In a blog post, Scott Guthrie, executive vice president of cloud and AI at Microsoft, stated that the new processor has a performance of more than 10 petaflops (1015 floating point operations per second). This is a measure of performance in supercomputing, where the world’s most powerful supercomputers can generate more than 1,000 petaflops of power.

The new processor attained this level of performance in a data representation category known as “4-bit precision (FP4)”—a highly compressed model meant to accelerate AI performance. Maia 200 also provides 5 PFLOPS of performance at 8-bit precision (FP8). FP4 is more energy efficient, but less precise. In practical terms, one Maia 200 node can easily run today’s largest models, with enough of potential for even larger models in the future,” Guthrie wrote in his blog post. “This means Maia 200 delivers 3 times the FP4 performance of the third generation Amazon Trainium, and FP8 performance above Google’s seventh generation TPU.”

Chips ahoy

Maia 200 could eventually be used for specialized AI workloads, such as running larger LLMs. So far, Microsoft’s Maia processors have only been deployed in the Azure cloud infrastructure to power large-scale workloads for Microsoft’s own AI services, most notably Copilot. However, Guthrie stated that there would be “wider customer availability in the future,” implying that other businesses might access Maia 200 via the Azure cloud, or the chips could one day be placed in standalone data centers or server stacks.

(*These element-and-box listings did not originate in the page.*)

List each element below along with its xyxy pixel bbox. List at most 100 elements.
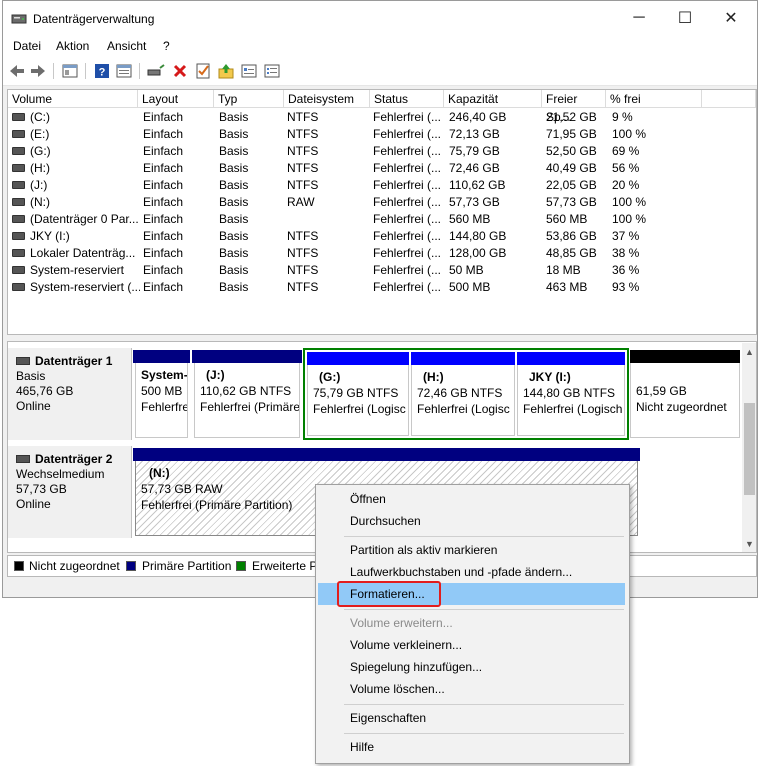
cell-volume: (E:) <box>12 126 140 143</box>
menu-separator <box>344 733 624 734</box>
cell-free: 22,05 GB <box>546 178 597 192</box>
minimize-button[interactable]: ─ <box>616 1 662 35</box>
menu-item-properties[interactable]: Eigenschaften <box>318 707 625 729</box>
table-row[interactable]: (E:) Einfach Basis NTFS Fehlerfrei (... 72,13… <box>8 126 756 143</box>
menu-item-help[interactable]: Hilfe <box>318 736 625 758</box>
disk-1-label[interactable]: Datenträger 1 Basis 465,76 GB Online <box>8 348 132 440</box>
menu-item-browse[interactable]: Durchsuchen <box>318 510 625 532</box>
table-row[interactable]: (N:) Einfach Basis RAW Fehlerfrei (... 57,73 … <box>8 194 756 211</box>
table-row[interactable]: (Datenträger 0 Par... Einfach Basis Fehlerf… <box>8 211 756 228</box>
menu-ansicht[interactable]: Ansicht <box>107 39 146 53</box>
console-tree-icon[interactable] <box>60 61 80 81</box>
table-row[interactable]: JKY (I:) Einfach Basis NTFS Fehlerfrei (... 1… <box>8 228 756 245</box>
table-row[interactable]: (C:) Einfach Basis NTFS Fehlerfrei (... 246,4… <box>8 109 756 126</box>
column-header[interactable]: Freier Sp... <box>542 90 606 124</box>
forward-icon[interactable] <box>28 61 48 81</box>
cell-pct: 37 % <box>612 229 640 243</box>
table-row[interactable]: (H:) Einfach Basis NTFS Fehlerfrei (... 72,46… <box>8 160 756 177</box>
volume-name: System-reserviert <box>30 263 125 277</box>
cell-layout: Einfach <box>143 280 184 294</box>
partition-size: 500 MB <box>141 384 183 398</box>
column-header[interactable]: Kapazität <box>444 90 542 108</box>
window-title: Datenträgerverwaltung <box>33 12 155 26</box>
partition-j[interactable]: (J:) 110,62 GB NTFS Fehlerfrei (Primäre <box>192 350 302 438</box>
scroll-up-icon[interactable]: ▲ <box>745 347 754 357</box>
removable-disk-icon <box>16 454 30 463</box>
menu-item-shrink-volume[interactable]: Volume verkleinern... <box>318 634 625 656</box>
drive-icon <box>12 248 25 257</box>
maximize-button[interactable]: ☐ <box>662 1 708 35</box>
cell-typ: Basis <box>219 246 249 260</box>
menu-help[interactable]: ? <box>163 39 170 53</box>
cell-layout: Einfach <box>143 127 184 141</box>
partition-h[interactable]: (H:) 72,46 GB NTFS Fehlerfrei (Logisc <box>411 352 515 436</box>
table-row[interactable]: (J:) Einfach Basis NTFS Fehlerfrei (... 110,6… <box>8 177 756 194</box>
drive-icon <box>12 231 25 240</box>
properties-icon[interactable] <box>114 61 134 81</box>
volume-name: (H:) <box>30 161 50 175</box>
partition-i[interactable]: JKY (I:) 144,80 GB NTFS Fehlerfrei (Logi… <box>517 352 625 436</box>
menu-aktion[interactable]: Aktion <box>56 39 89 53</box>
menu-item-mark-active[interactable]: Partition als aktiv markieren <box>318 539 625 561</box>
back-icon[interactable] <box>7 61 27 81</box>
disk-size: 465,76 GB <box>16 384 74 398</box>
column-header[interactable]: % frei <box>606 90 702 108</box>
cell-cap: 57,73 GB <box>449 195 500 209</box>
options-icon[interactable] <box>239 61 259 81</box>
delete-icon[interactable] <box>170 61 190 81</box>
scroll-thumb[interactable] <box>744 403 755 495</box>
menu-item-delete-volume[interactable]: Volume löschen... <box>318 678 625 700</box>
partition-status: Fehlerfrei (Primäre <box>200 400 300 414</box>
toolbar-separator <box>139 63 140 79</box>
column-header[interactable]: Volume <box>8 90 138 108</box>
legend-label: Erweiterte Pa <box>252 559 325 573</box>
cell-typ: Basis <box>219 229 249 243</box>
volume-list-panel: Volume Layout Typ Dateisystem Status Kapazitä… <box>7 89 757 335</box>
help-icon[interactable]: ? <box>92 61 112 81</box>
menu-datei[interactable]: Datei <box>13 39 41 53</box>
legend-swatch-primary <box>126 561 136 571</box>
scroll-down-icon[interactable]: ▼ <box>745 539 754 549</box>
partition-status: Fehlerfrei (Logisc <box>417 402 510 416</box>
close-button[interactable]: ✕ <box>708 1 754 35</box>
cell-status: Fehlerfrei (... <box>373 280 442 294</box>
column-header[interactable]: Layout <box>138 90 214 108</box>
column-header[interactable]: Dateisystem <box>284 90 370 108</box>
drive-icon <box>12 112 25 121</box>
cell-status: Fehlerfrei (... <box>373 212 442 226</box>
menu-item-add-mirror[interactable]: Spiegelung hinzufügen... <box>318 656 625 678</box>
partition-status: Fehlerfrei (Logisch <box>523 402 623 416</box>
partition-g[interactable]: (G:) 75,79 GB NTFS Fehlerfrei (Logisc <box>307 352 409 436</box>
column-header[interactable]: Status <box>370 90 444 108</box>
cell-pct: 93 % <box>612 280 640 294</box>
disk-icon <box>16 356 30 365</box>
table-row[interactable]: System-reserviert Einfach Basis NTFS Fehlerf… <box>8 262 756 279</box>
connect-disk-icon[interactable] <box>146 61 166 81</box>
table-row[interactable]: (G:) Einfach Basis NTFS Fehlerfrei (... 75,79… <box>8 143 756 160</box>
cell-volume: (H:) <box>12 160 140 177</box>
table-row[interactable]: Lokaler Datenträg... Einfach Basis NTFS Fehl… <box>8 245 756 262</box>
vertical-scrollbar[interactable]: ▲ ▼ <box>742 343 756 552</box>
drive-icon <box>12 163 25 172</box>
partition-unallocated[interactable]: 61,59 GB Nicht zugeordnet <box>630 350 740 438</box>
partition-title: (H:) <box>423 370 444 384</box>
cell-layout: Einfach <box>143 195 184 209</box>
up-folder-icon[interactable] <box>216 61 236 81</box>
cell-fs: RAW <box>287 195 315 209</box>
cell-cap: 246,40 GB <box>449 110 507 124</box>
cell-volume: (G:) <box>12 143 140 160</box>
cell-cap: 560 MB <box>449 212 491 226</box>
cell-free: 463 MB <box>546 280 588 294</box>
disk-2-label[interactable]: Datenträger 2 Wechselmedium 57,73 GB Onl… <box>8 446 132 538</box>
column-header[interactable]: Typ <box>214 90 284 108</box>
svg-text:?: ? <box>99 67 106 79</box>
menu-item-open[interactable]: Öffnen <box>318 488 625 510</box>
table-row[interactable]: System-reserviert (... Einfach Basis NTFS Fe… <box>8 279 756 296</box>
partition-status: Nicht zugeordnet <box>636 400 727 414</box>
list-view-icon[interactable] <box>262 61 282 81</box>
cell-free: 18 MB <box>546 263 581 277</box>
cell-layout: Einfach <box>143 110 184 124</box>
partition-system-reserved[interactable]: System- 500 MB Fehlerfrei <box>133 350 190 438</box>
menu-item-change-drive-letter[interactable]: Laufwerkbuchstaben und -pfade ändern... <box>318 561 625 583</box>
checklist-icon[interactable] <box>193 61 213 81</box>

Guthrie stated that Microsoft boasts 30% greater performance per dollar than existing systems due to the usage of the 3-nanometer process developed by Taiwan Semiconductor Manufacturing Company (TSMC), the world’s largest fabricator, which allows for 100 billion transistors per chip. This means that Maia 200 may be more cost-effective and efficient for the most demanding AI tasks than current chips.

In addition to improved performance and economy, the Maia 200 includes a few extra benefits. It features a memory system, for example, which can help keep an AI model’s weights and data local, requiring less power to execute the model. It’s also meant to be easily integrated into existing data centers.

Maia 200 should allow AI models to run more quickly and efficiently. This means that Azure OpenAI customers, such as scientists, developers, and organizations, may see increased throughput and speeds when developing AI applications and utilizing tools like GPT-4 in their operations.

Because Maia 200 is built for data centers rather than consumer-grade hardware, it is unlikely to disrupt most people’s daily use of AI and chatbots in the near future. However, end users may notice the impact of Maia 200 in the form of faster response times and possibly more advanced functionality like Copilot and other AI technologies incorporated into Windows and Microsoft products.

Maia 200 may also deliver a performance boost to developers and scientists who employ AI inference on Microsoft platforms. This could lead to better AI deployment on large-scale research initiatives, as well as advanced weather modeling, biological or chemical systems, and compositions.